The "Similarity Scores" on Baseball-Reference have been dead to me for a while. Now that B-R added WAR components to the Play Index, I roll my own similarity search when I'm curious about a player. For example, if I want to find players similar to Ken Boyer, I head to the Play Index and search for third baseman with similar WAR batting runs and WAR fielding runs. Why? They are era- and park-adjusted so they actually mean something.
In doing these types of searches I love finding really unique players. And that's what I have for you today.
100 WAR batting runs is an impressive total. 515 hitters have done it, from Babe Ruth (1430) to Max Bishop (100).
100 WAR fielding runs is also impressive—and even more rare. 73 players have done it, from Brooks Robinson (292) to Terry Pendleton (100).
If you're curious, just 29 players have done both. The only one who is retired and not in the Hall of wWAR is Robin Ventura. Willie Randolph, Keith Hernandez, Buddy Bell, Graig Nettles, Bill Dahlen, and Jack Glasscock are in the Hall of wWAR but not the Hall of Fame.
But let's look at the other side of this. How many players have been worth –100 runs at the plate? 438 players (311 non-pitchers) have done it, from Rube Lutzke (–100) down to Larry Bowa (–320).

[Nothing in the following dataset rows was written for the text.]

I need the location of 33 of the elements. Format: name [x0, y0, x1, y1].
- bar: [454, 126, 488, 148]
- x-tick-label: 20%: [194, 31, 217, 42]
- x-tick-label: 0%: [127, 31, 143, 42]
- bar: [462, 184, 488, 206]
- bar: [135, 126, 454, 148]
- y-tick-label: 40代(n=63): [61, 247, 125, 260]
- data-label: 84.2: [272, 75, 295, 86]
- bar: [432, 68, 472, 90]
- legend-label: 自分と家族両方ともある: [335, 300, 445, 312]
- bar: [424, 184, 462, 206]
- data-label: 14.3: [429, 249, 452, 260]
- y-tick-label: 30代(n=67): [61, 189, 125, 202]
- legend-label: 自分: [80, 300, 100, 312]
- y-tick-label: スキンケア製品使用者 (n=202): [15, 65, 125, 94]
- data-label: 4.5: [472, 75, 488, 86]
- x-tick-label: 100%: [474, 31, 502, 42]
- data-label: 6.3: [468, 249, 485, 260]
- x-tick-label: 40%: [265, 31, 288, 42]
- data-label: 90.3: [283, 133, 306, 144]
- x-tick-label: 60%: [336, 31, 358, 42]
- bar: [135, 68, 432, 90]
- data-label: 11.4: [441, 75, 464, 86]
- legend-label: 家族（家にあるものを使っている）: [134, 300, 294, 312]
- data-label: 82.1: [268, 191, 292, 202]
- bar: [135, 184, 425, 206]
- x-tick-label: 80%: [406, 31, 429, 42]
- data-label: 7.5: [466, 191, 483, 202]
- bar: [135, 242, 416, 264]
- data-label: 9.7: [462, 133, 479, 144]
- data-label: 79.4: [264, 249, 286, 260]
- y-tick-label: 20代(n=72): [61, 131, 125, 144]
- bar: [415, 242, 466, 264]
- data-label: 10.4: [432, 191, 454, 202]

Just 16 players have been worth –100 runs in the field, from Jeff Burroughs (–104) to Gary Sheffield (–178). Derek Jeter is second worst with –143. Ouch.
When you look at a list like this—sixteen absolutely terrible fielders—you assume they must hit a ton. Manny Ramirez (662 batting runs) leads the list. Sheffield, Dick Allen, Frank Howard, Derek Jeter and Bernie Willliams all have 300+.
There are, however, four players on the list who were below average hitters. Each was an infielder, so at least they had some positional value. Ty Wigginton has been worth –8 runs at the plate and –110 in the field. Juan Samuel was worth –11 at the plate and –113 in the field. Ricky Gutierrez was pretty awful (–80 batting runs, –110 fielding runs).
But just one player in Major League history is on both of these "–100 lists". Chris Gomez, a utility man and occasional starter in 16 big league seasons, was worth –119 runs at the plate and –110 in the field. Ouch. Add in –13 on the bases, –6 for double plays, and even –3 for the enigmatic "ROE" stat and you get a player worth –3.6 WAR in 5148 plate appearances.
Chris Gomez: the ultimate futility infielder.